This issue’s theme, Libraries: Personal and Communal, comes from the experiences of people we like to see as part of the growing Torchlight tribe – people who have sought to work with books, libraries, and reading because of how it has enriched their lives. Many have expanded this deeply personal engagement to inhabit a larger space, to grow a community in. Torchlight itself is such an endeavor and so we felt, it is worth asking the question: What drives this desire to share this love, almost compulsively, and what comes from it? The resultant stories are about libraries, rules, aspirations, indulgences – and all the intersections between personal love and public spaces.
In Spotlight, we focus on personal love in Neha Yadav’s Fifteen Copies and Counting, a story about the several copies of Wuthering Heights that have made their home in her personal library. And accompanying that is an example of growing a community bound by this love. Sudhanva Deshpande’s photo essay gives us a tour of the library at Studio Safdar, a space named after Safdar Hashmi.

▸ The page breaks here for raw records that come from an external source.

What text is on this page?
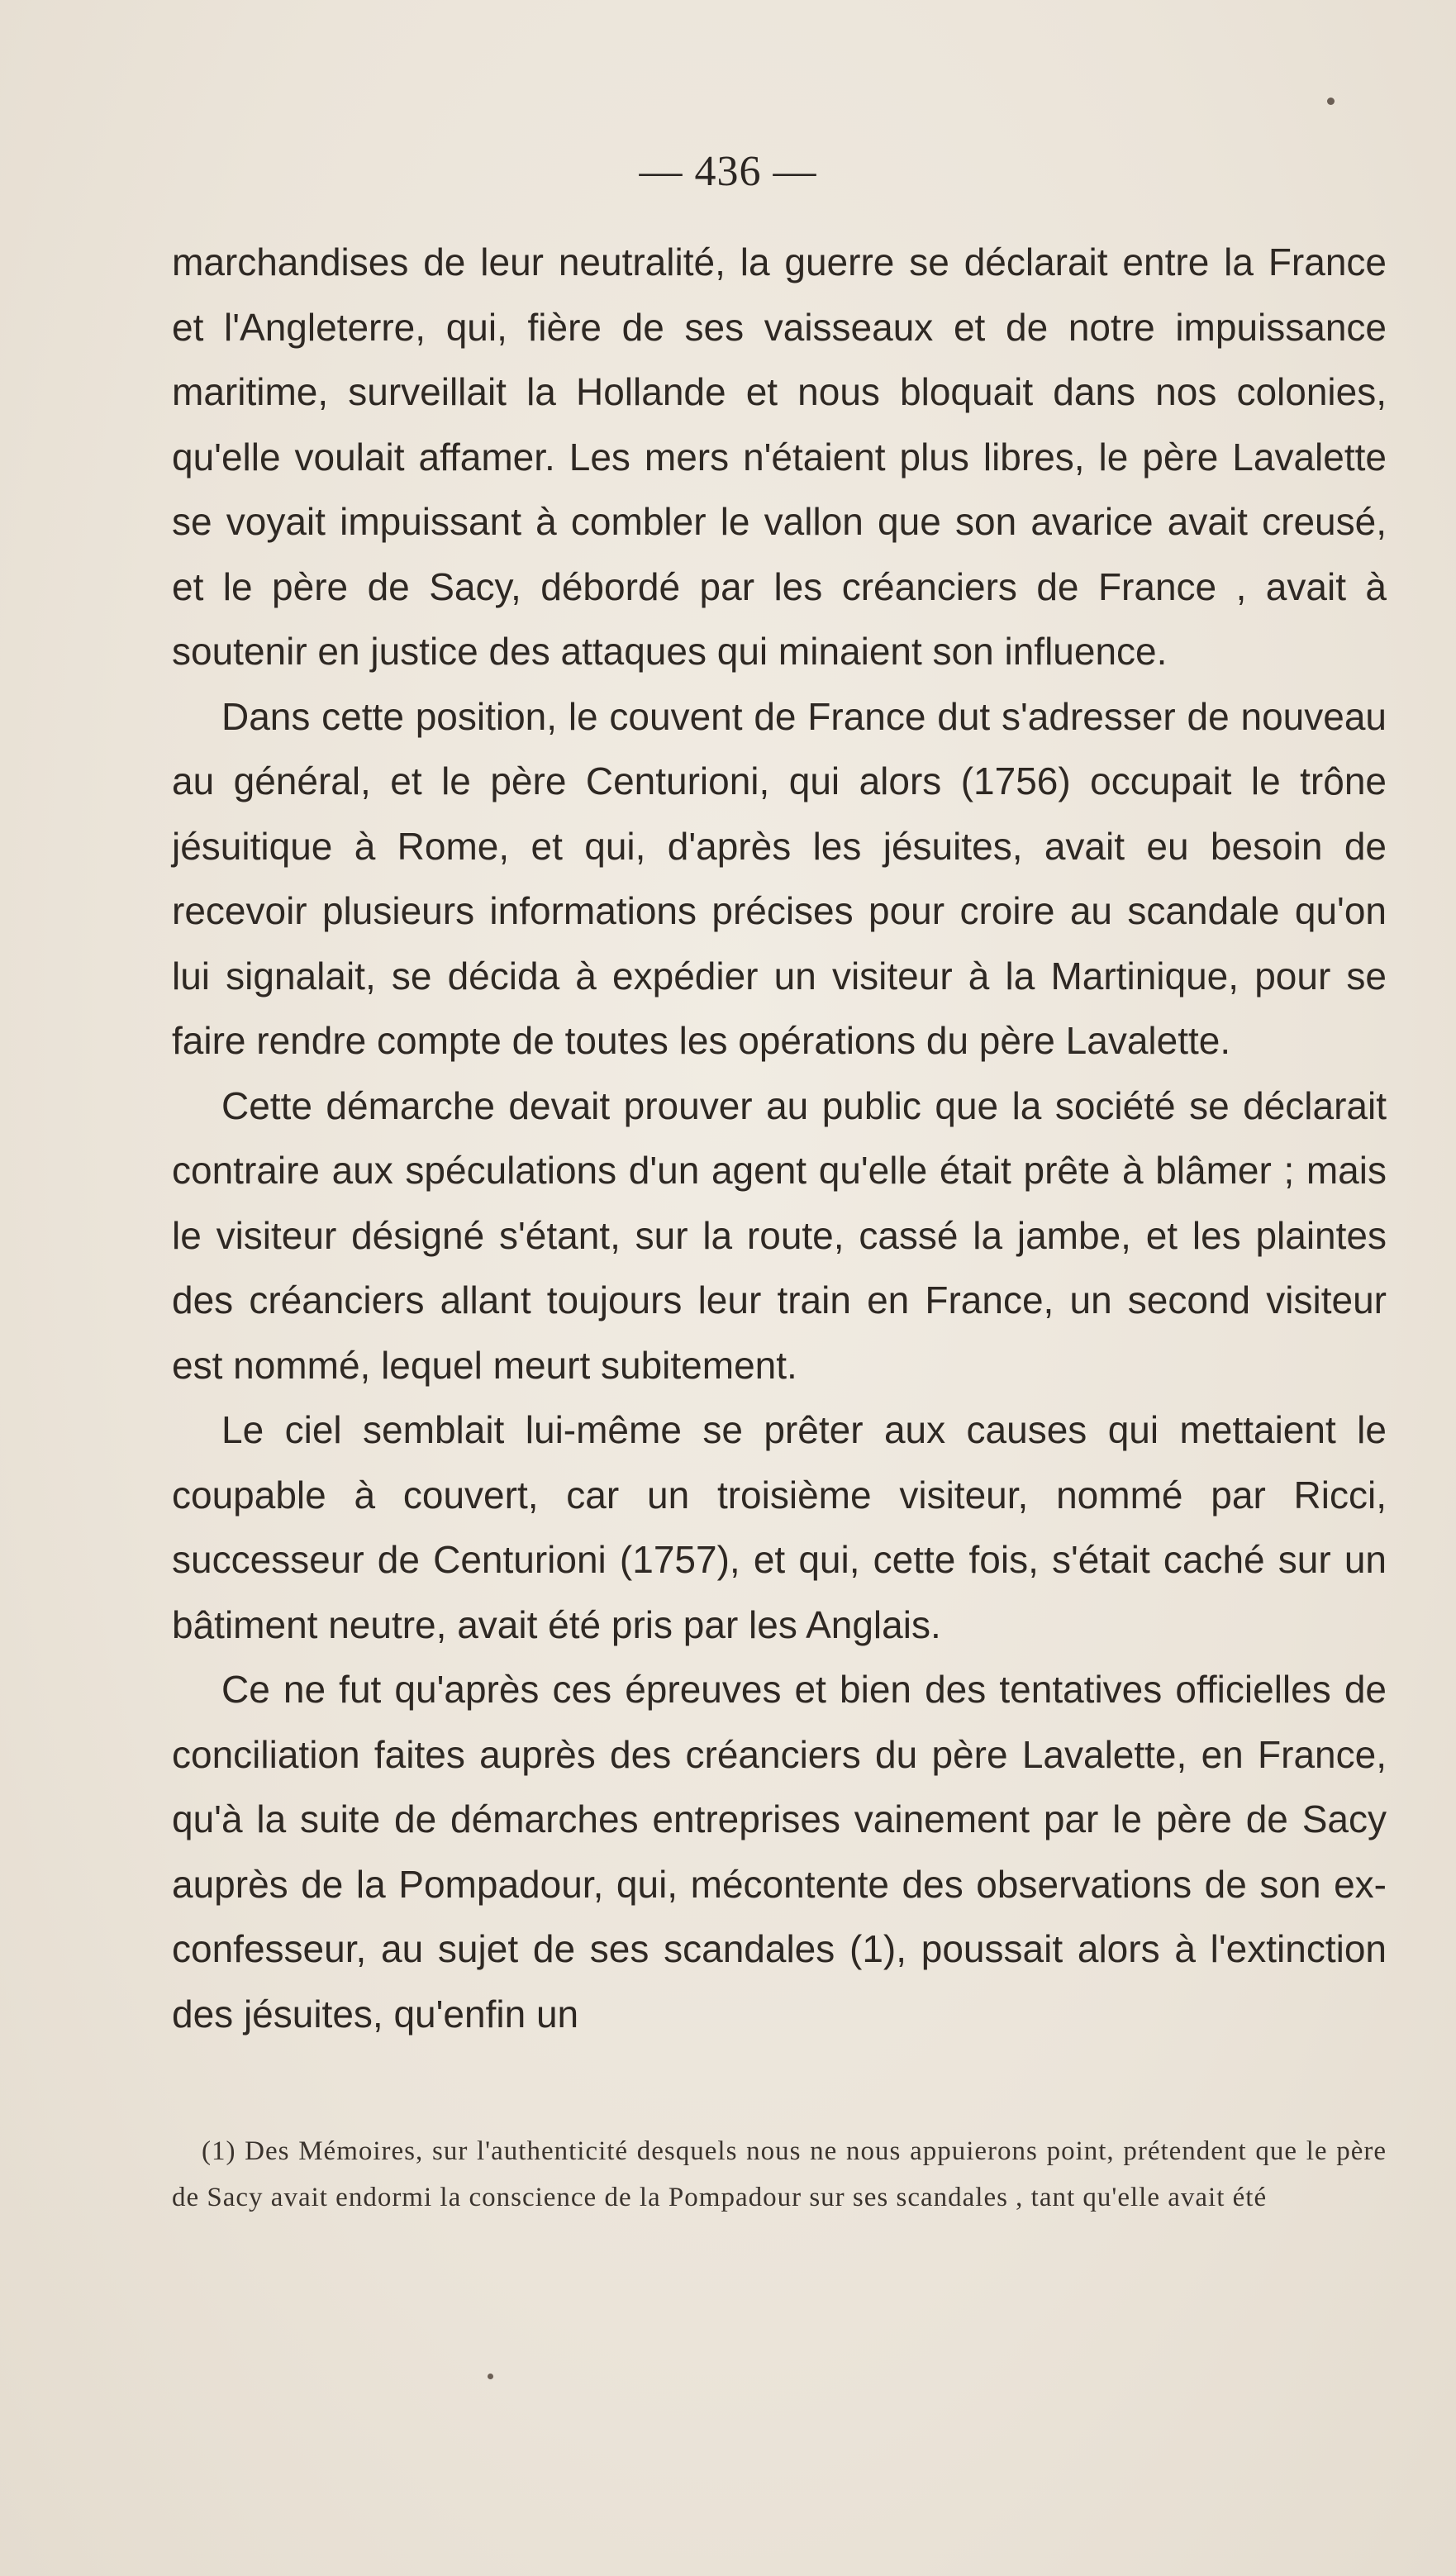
— 436 —

marchandises de leur neutralité, la guerre se déclarait entre la France et l'Angleterre, qui, fière de ses vaisseaux et de notre impuissance maritime, surveillait la Hollande et nous bloquait dans nos colonies, qu'elle voulait affamer. Les mers n'étaient plus libres, le père Lavalette se voyait impuissant à combler le vallon que son avarice avait creusé, et le père de Sacy, débordé par les créanciers de France , avait à soutenir en justice des attaques qui minaient son influence.

Dans cette position, le couvent de France dut s'adresser de nouveau au général, et le père Centurioni, qui alors (1756) occupait le trône jésuitique à Rome, et qui, d'après les jésuites, avait eu besoin de recevoir plusieurs informations précises pour croire au scandale qu'on lui signalait, se décida à expédier un visiteur à la Martinique, pour se faire rendre compte de toutes les opérations du père Lavalette.

Cette démarche devait prouver au public que la société se déclarait contraire aux spéculations d'un agent qu'elle était prête à blâmer ; mais le visiteur désigné s'étant, sur la route, cassé la jambe, et les plaintes des créanciers allant toujours leur train en France, un second visiteur est nommé, lequel meurt subitement.

Le ciel semblait lui-même se prêter aux causes qui mettaient le coupable à couvert, car un troisième visiteur, nommé par Ricci, successeur de Centurioni (1757), et qui, cette fois, s'était caché sur un bâtiment neutre, avait été pris par les Anglais.

Ce ne fut qu'après ces épreuves et bien des tentatives officielles de conciliation faites auprès des créanciers du père Lavalette, en France, qu'à la suite de démarches entreprises vainement par le père de Sacy auprès de la Pompadour, qui, mécontente des observations de son ex-confesseur, au sujet de ses scandales (1), poussait alors à l'extinction des jésuites, qu'enfin un

(1) Des Mémoires, sur l'authenticité desquels nous ne nous appuierons point, prétendent que le père de Sacy avait endormi la conscience de la Pompadour sur ses scandales , tant qu'elle avait été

The Sunday library here attracts children from Studio Safdar’s working class neighbourhood, bringing alive Safdar’s famous poem for children, Kitabein Kuch Kehna Chahti Hain / Books Want To Say Something.
In Chiaroscuro, Alia Sinha’s A Personal Readerly Problem imagines whimsically whether the books share this love too. And in This Book Need Not Be Returned, Aravinda Anantharaman celebrates that love in a story about community libraries and reading movements that owe their beginnings to a book lover or two. In Collections: Who is Responsible? Sujata Noronha explores the peculiar problem of the Indian public library system where this love for books is apparently missing. We also present the changing face of this love as Sayoni Basu mulls over the pros and cons of going digital in Screen Paper Stories and tells us why adopting the Kindle is not blasphemous.

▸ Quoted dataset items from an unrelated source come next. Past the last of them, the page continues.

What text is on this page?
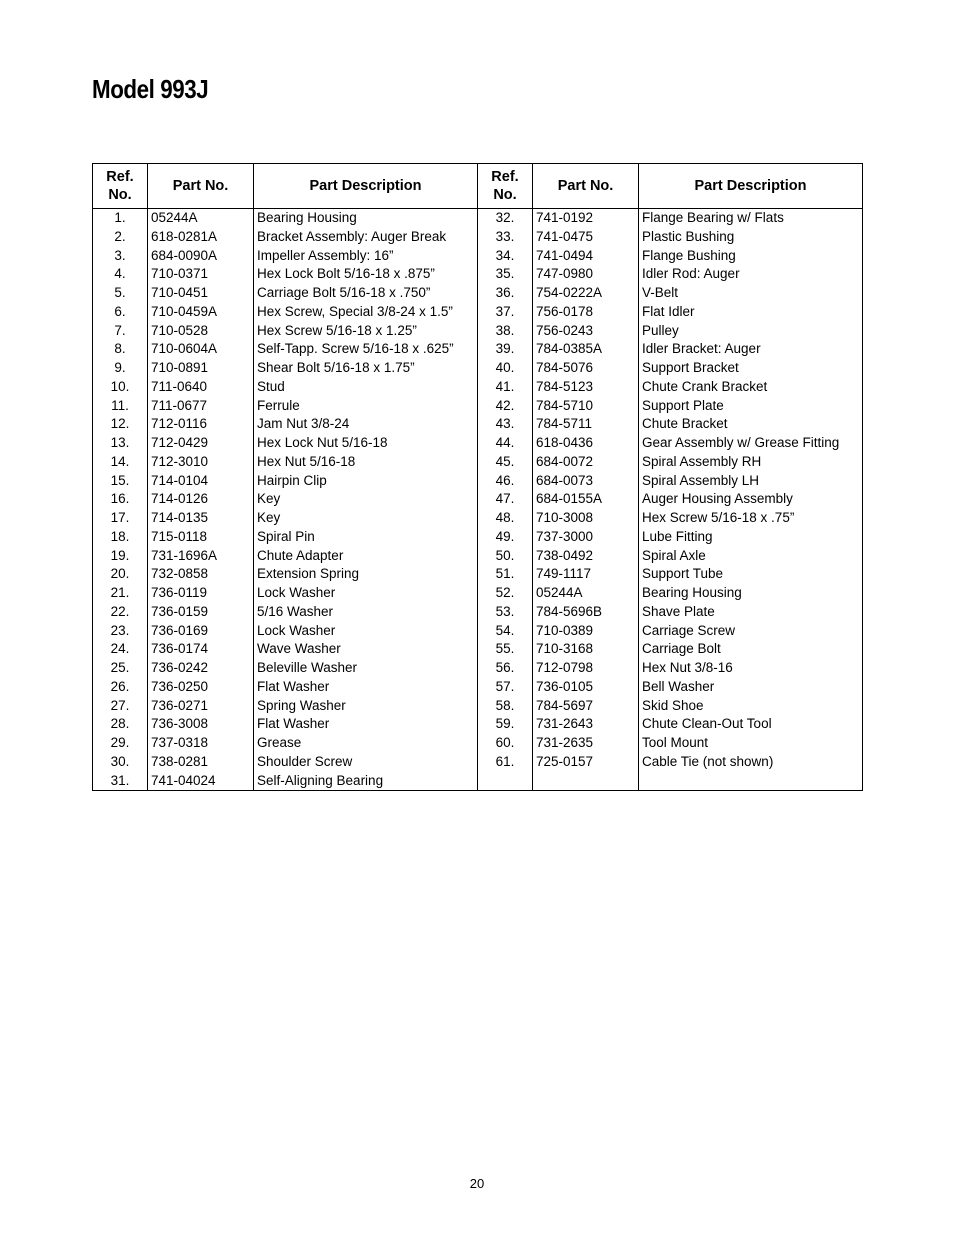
Model 993J
Ref. No.	Part No.	Part Description	Ref. No.	Part No.	Part Description
1.	05244A	Bearing Housing	32.	741-0192	Flange Bearing w/ Flats
2.	618-0281A	Bracket Assembly: Auger Break	33.	741-0475	Plastic Bushing
3.	684-0090A	Impeller Assembly: 16”	34.	741-0494	Flange Bushing
4.	710-0371	Hex Lock Bolt 5/16-18 x .875”	35.	747-0980	Idler Rod: Auger
5.	710-0451	Carriage Bolt 5/16-18 x .750”	36.	754-0222A	V-Belt
6.	710-0459A	Hex Screw, Special 3/8-24 x 1.5”	37.	756-0178	Flat Idler
7.	710-0528	Hex Screw 5/16-18 x 1.25”	38.	756-0243	Pulley
8.	710-0604A	Self-Tapp. Screw 5/16-18 x .625”	39.	784-0385A	Idler Bracket: Auger
9.	710-0891	Shear Bolt 5/16-18 x 1.75”	40.	784-5076	Support Bracket
10.	711-0640	Stud	41.	784-5123	Chute Crank Bracket
11.	711-0677	Ferrule	42.	784-5710	Support Plate
12.	712-0116	Jam Nut 3/8-24	43.	784-5711	Chute Bracket
13.	712-0429	Hex Lock Nut 5/16-18	44.	618-0436	Gear Assembly w/ Grease Fitting
14.	712-3010	Hex Nut 5/16-18	45.	684-0072	Spiral Assembly RH
15.	714-0104	Hairpin Clip	46.	684-0073	Spiral Assembly LH
16.	714-0126	Key	47.	684-0155A	Auger Housing Assembly
17.	714-0135	Key	48.	710-3008	Hex Screw 5/16-18 x .75”
18.	715-0118	Spiral Pin	49.	737-3000	Lube Fitting
19.	731-1696A	Chute Adapter	50.	738-0492	Spiral Axle
20.	732-0858	Extension Spring	51.	749-1117	Support Tube
21.	736-0119	Lock Washer	52.	05244A	Bearing Housing
22.	736-0159	5/16 Washer	53.	784-5696B	Shave Plate
23.	736-0169	Lock Washer	54.	710-0389	Carriage Screw
24.	736-0174	Wave Washer	55.	710-3168	Carriage Bolt
25.	736-0242	Beleville Washer	56.	712-0798	Hex Nut 3/8-16
26.	736-0250	Flat Washer	57.	736-0105	Bell Washer
27.	736-0271	Spring Washer	58.	784-5697	Skid Shoe
28.	736-3008	Flat Washer	59.	731-2643	Chute Clean-Out Tool
29.	737-0318	Grease	60.	731-2635	Tool Mount
30.	738-0281	Shoulder Screw	61.	725-0157	Cable Tie (not shown)
31.	741-04024	Self-Aligning Bearing			
20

Book love, like all love, shows us what we can become. Read about the possibilities that lie in community library spaces in Shataakshi Verma’s The New Face of Revolution, about a community library in a Mumbai slum community. Named for Rohith Vemula, this library offers young people from the dalit community a window to other worlds. Then listen to Samina Mishra’s reading of Naomi Shihab Nye’s Because of Libraries We Can Say These Things that reiterates this idea of possibility intertwined in library bookshelves.
We also have our regular feature, On The Same Page, this time bringing together videos available on the internet that present a diversity of perspectives on library rules and library guardians. And finally, find a story that resonates with yours in Bookshelf Travels as readers share accounts of that one book they borrowed and never returned.
We hope this issue of Torchlight takes you into those book spaces that you have played in and that have nurtured your love for books and libraries. Even as we celebrate all the good that comes of being surrounded by books, we hope this issue also provokes the question: are there other ways – personal, public, in-between ways – that can spread this love?